Hoj moved back to Adelaide in December after eight years away, “way, way before I knew it was a possibility that I could become Vice-Chancellor”.
“I’ve got my grandchildren here and it was just time to come back to be with them,” he said.
He was vice-chancellor at the University of Queensland for eight years and before that vice-chancellor at the University of SA for five years.
“We felt that it was a place that was great to live, it was great for our children to grow up and it was great for our grandchildren to grow up here,” he said.
“We liked the scale of it, I like to be able to walk and not necessarily have to drive a car. And (I have) a feeling that it’s very good for people to go out and get experience and then come back and contribute that to the knowledge base of SA. I think SA is a beautiful place to live and having my grandchildren here who are now 10 and 5 means it was time to come home.”
Asked what he was most looking forward to about his new job, he said “contributing in a very substantial way to what you would call the infrastructure of South Australia”.
“I’m firmly of the view that a global city and a state will fare much better if it has a strong educational infrastructure,” he said.
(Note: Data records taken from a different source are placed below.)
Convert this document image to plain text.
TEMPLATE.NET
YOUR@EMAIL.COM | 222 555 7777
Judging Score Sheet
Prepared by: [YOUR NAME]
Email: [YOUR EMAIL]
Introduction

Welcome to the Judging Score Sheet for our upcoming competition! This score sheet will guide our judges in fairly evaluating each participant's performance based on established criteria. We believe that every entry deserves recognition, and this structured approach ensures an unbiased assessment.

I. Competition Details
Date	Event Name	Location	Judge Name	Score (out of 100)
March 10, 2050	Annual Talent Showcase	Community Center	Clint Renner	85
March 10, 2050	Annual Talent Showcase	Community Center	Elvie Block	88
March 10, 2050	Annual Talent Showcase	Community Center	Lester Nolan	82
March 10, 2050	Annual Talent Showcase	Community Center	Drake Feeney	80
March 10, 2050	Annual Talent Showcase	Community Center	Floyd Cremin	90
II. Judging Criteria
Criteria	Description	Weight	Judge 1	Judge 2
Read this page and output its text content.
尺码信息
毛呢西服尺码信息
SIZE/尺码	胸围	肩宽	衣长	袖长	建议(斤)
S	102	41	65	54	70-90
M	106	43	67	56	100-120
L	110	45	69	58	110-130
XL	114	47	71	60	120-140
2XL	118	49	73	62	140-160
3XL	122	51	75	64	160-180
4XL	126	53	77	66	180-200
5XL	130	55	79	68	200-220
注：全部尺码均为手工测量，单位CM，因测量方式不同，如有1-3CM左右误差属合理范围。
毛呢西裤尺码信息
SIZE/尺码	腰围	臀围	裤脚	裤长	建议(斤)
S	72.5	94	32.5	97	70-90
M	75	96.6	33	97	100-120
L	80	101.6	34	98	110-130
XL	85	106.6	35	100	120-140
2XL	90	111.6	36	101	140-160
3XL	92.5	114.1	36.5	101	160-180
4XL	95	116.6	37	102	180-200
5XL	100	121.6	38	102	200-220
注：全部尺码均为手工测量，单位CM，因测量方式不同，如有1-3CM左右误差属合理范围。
“One of the most important aspects of that is to give our students an education that will maximise the chances of success in life.
“That goes in three stages – obviously we would like the students to do well personally, then we would like them to do so well that they can do things for their family and their loved ones but ultimately we succeed when the students are so successful that they think of giving back to the society in which they grew up.
“That is a core, core output of the university – the graduates and their success.
“At times because it’s so easy to talk about research success we forget about that primary purpose of educating future generations.”
Hoj said guiding the university through the fraught COVID era was also a big challenge ahead.
“I very much hope there’s a return to normal – the question is when that happens,” he said.
“It’s really a decision-making for politicians about the relative risks of starting to have more students coming onshore, as opposed to the clear benefits.
“I would like to think that we can devise some ways which are safe to bring students back sooner rather than later. It has to be in a responsible way… but if you go back and look at the history I think we have probably had more introduction of virus into Australia through us, Australian citizens, coming back, rather than having international students bringing it in.”
Hoj’s term at the University of Queensland attracted some controversy, particularly the institution’s links to China.
University Chancellor Catherine Branson said Hoj was “one of Australia’s most outstanding and highly respected leaders in higher education and we are delighted to have him as our new Vice-Chancellor”.
“Peter is an inspiring leader with an outstanding track record, driving success at a national and international level, building university rankings and research output, with his focus on a high-quality, student-centred approach to the teaching and learning experience, and employer satisfaction with graduates,” she said.
“Professor Hoj has called South Australia home for more than 20 years, and he has a longstanding connection to our University dating back to 1995.”